1. Use the Pythagorean theorem: \( a^2 + b^2 = c^2 \)
- \( a = 3 \) cm, \( b = 4 \) cm
- \( 3^2 + 4^2 = c^2 \)
- \( 9 + 16 = c^2 \)
- \( 25 = c^2 \)
- \( c = \sqrt{25} = 5 \) cm
2. Use the Pythagorean theorem: \( a^2 + b^2 = c^2 \)
- \( a = 6 \) cm, \( b = 8 \) cm
- \( 6^2 + 8^2 = c^2 \)
- \( 36 + 64 = c^2 \)
- \( 100 = c^2 \)
- \( c = \sqrt{100} = 10 \) cm
3. Use the Pythagorean theorem: \( a^2 + b^2 = c^2 \)
- \( a = 5 \) cm, \( b = 12 \) cm
- \( 5^2 + 12^2 = c^2 \)
- \( 25 + 144 = c^2 \)
- \( 169 = c^2 \)
- \( c = \sqrt{169} = 13 \) cm
4. Use the Pythagorean theorem: \( a^2 + b^2 = c^2 \)
- \( a = 9 \) cm, \( b = 12 \) cm
- \( 9^2 + 12^2 = c^2 \)
- \( 81 + 144 = c^2 \)
- \( 225 = c^2 \)
- \( c = \sqrt{225} = 15 \) cm
5. Use the Pythagorean theorem: \( a^2 + b^2 = c^2 \)
- \( a = 7 \) cm, \( b = 24 \) cm
- \( 7^2 + 24^2 = c^2 \)
- \( 49 + 576 = c^2 \)
- \( 625 = c^2 \)
- \( c = \sqrt{625} = 25 \) cm
6. Use the Pythagorean theorem: \( a^2 + b^2 = c^2 \)

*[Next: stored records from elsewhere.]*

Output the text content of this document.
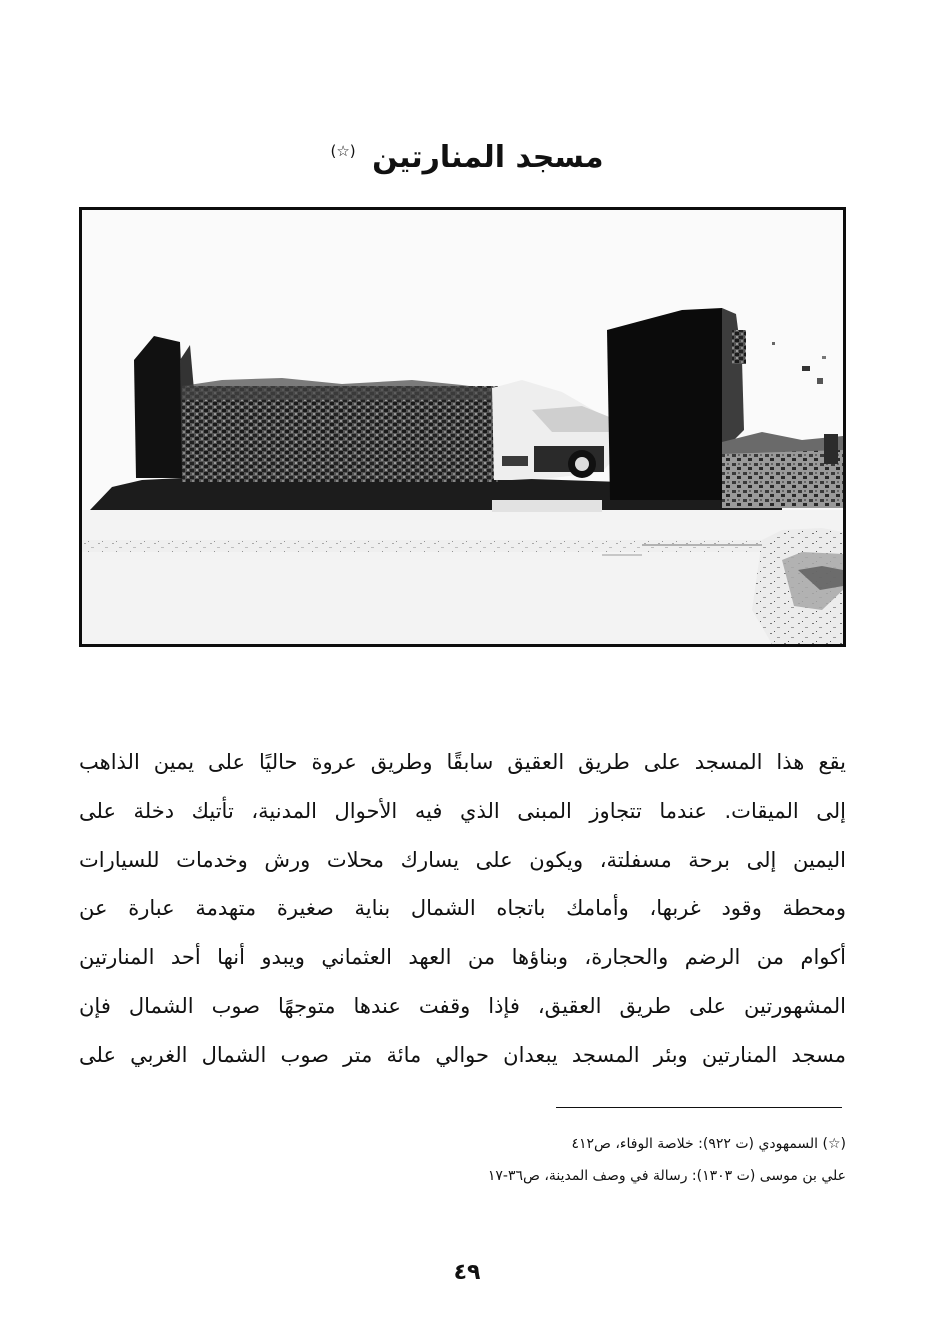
مسجد المنارتين (☆)
يقع هذا المسجد على طريق العقيق سابقًا وطريق عروة حاليًا على يمين الذاهب
إلى الميقات. عندما تتجاوز المبنى الذي فيه الأحوال المدنية، تأتيك دخلة على
اليمين إلى برحة مسفلتة، ويكون على يسارك محلات ورش وخدمات للسيارات
ومحطة وقود غربها، وأمامك باتجاه الشمال بناية صغيرة متهدمة عبارة عن
أكوام من الرضم والحجارة، وبناؤها من العهد العثماني ويبدو أنها أحد المنارتين
المشهورتين على طريق العقيق، فإذا وقفت عندها متوجهًا صوب الشمال فإن
مسجد المنارتين وبئر المسجد يبعدان حوالي مائة متر صوب الشمال الغربي على
(☆) السمهودي (ت ٩٢٢): خلاصة الوفاء، ص٤١٢
علي بن موسى (ت ١٣٠٣): رسالة في وصف المدينة، ص٣٦-١٧
٤٩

- \( a = 8 \) cm, \( b = 15 \) cm
- \( 8^2 + 15^2 = c^2 \)
- \( 64 + 225 = c^2 \)
- \( 289 = c^2 \)
- \( c = \sqrt{289} = 17 \) cm
7. Use the Pythagorean theorem: \( a^2 + b^2 = c^2 \)
- \( a = 12 \) cm, \( b = 16 \) cm
- \( 12^2 + 16^2 = c^2 \)
- \( 144 + 256 = c^2 \)
- \( 400 = c^2 \)
- \( c = \sqrt{400} = 20 \) cm
8. Use the Pythagorean theorem: \( a^2 + b^2 = c^2 \)
- \( a = 10 \) cm, \( b = 24 \) cm
- \( 10^2 + 24^2 = c^2 \)
- \( 100 + 576 = c^2 \)
- \( 676 = c^2 \)
- \( c = \sqrt{676} = 26 \) cm
9. Use the Pythagorean theorem: \( a^2 + b^2 = c^2 \)
- \( a = 15 \) cm, \( b = 20 \) cm
- \( 15^2 + 20^2 = c^2 \)
- \( 225 + 400 = c^2 \)
- \( 625 = c^2 \)
- \( c = \sqrt{625} = 25 \) cm
10. Use the Pythagorean theorem: \( a^2 + b^2 = c^2 \)
- \( a = 12 \) cm, \( b = 35 \) cm
- \( 12^2 + 35^2 = c^2 \)
- \( 144 + 1225 = c^2 \)
- \( 1369 = c^2 \)
- \( c = \sqrt{1369} = 37 \) cm
Parent Tip: Review the logic above to help your child master the concept of pythagorean theorem work sheet.